As fare as I know, there's not really any books that cover designs and layouts in any depth. Sure, you have amano's books, but that's just alot of photo's of his tanks, it dosent really tell you much about the concept and progress of the tank. there's alot of websites and stuff around, but it's mostly just a page or two, not something that cover the topic in deapth.


----------



## Pigheaddd (Feb 27, 2004)

tsunami said:


> For plant identification, I like The Aquarium Plant Handbook by Oriental Aquariums.
> 
> Or, you can just go to www.tropica.com for an online resource with most of the more common plants plus some of the more unusual/newest ones.
> 
> Carlos


Carlos,

where did you buy the aquarium plant handbook??? please let me know...

thanks,

Tim


----------



## Pigheaddd (Feb 27, 2004)

Hanzo said:


> As fare as I know, there's not really any books that cover designs and layouts in any depth. Sure, you have amano's books, but that's just alot of photo's of his tanks, it dosent really tell you much about the concept and progress of the tank. there's alot of websites and stuff around, but it's mostly just a page or two, not something that cover the topic in deapth.


i have a friend who has Japanese plants handbook, but he is not in the U. S. now. hard to contact with him... 

Tim


----------



## aquoi (Mar 21, 2004)

Aqua Journal magazines are pretty good. They have step by step layout guides.


----------



## Pigheaddd (Feb 27, 2004)

aquoi said:


> Aqua Journal magazines are pretty good. They have step by step layout guides.

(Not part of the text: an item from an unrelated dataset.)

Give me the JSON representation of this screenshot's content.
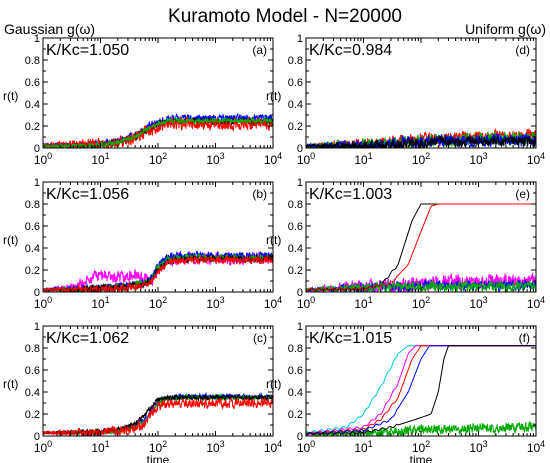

i'll go to ask my local Japanese bookstore. i have to bring a sample or publiser name something like that. i was going to order Japanese Wrestling Magazine, but they want me to bring one as sample. :lol: ... there are few books/magazines published by ADA that listed on the back of my ADA 2003 Catalog. hopefully they can find some for me. :wink:

Tim


----------



## Pigheaddd (Feb 27, 2004)

hahahaha... i got this one for my first plants ID book. 500 species.

Tim

updated: according database errors, need to delete pix. :roll:


----------



## rusticitas (Mar 10, 2004)

Pigheaddd said:


> tsunami said:
> 
> 
> > For plant identification, I like The Aquarium Plant Handbook by Oriental Aquariums.
> ...


I purchased my copy (and the Tropica book) from the Aquatic Gardners Association web site (www.aquatic-gardeners.org) bookstore.

-J


----------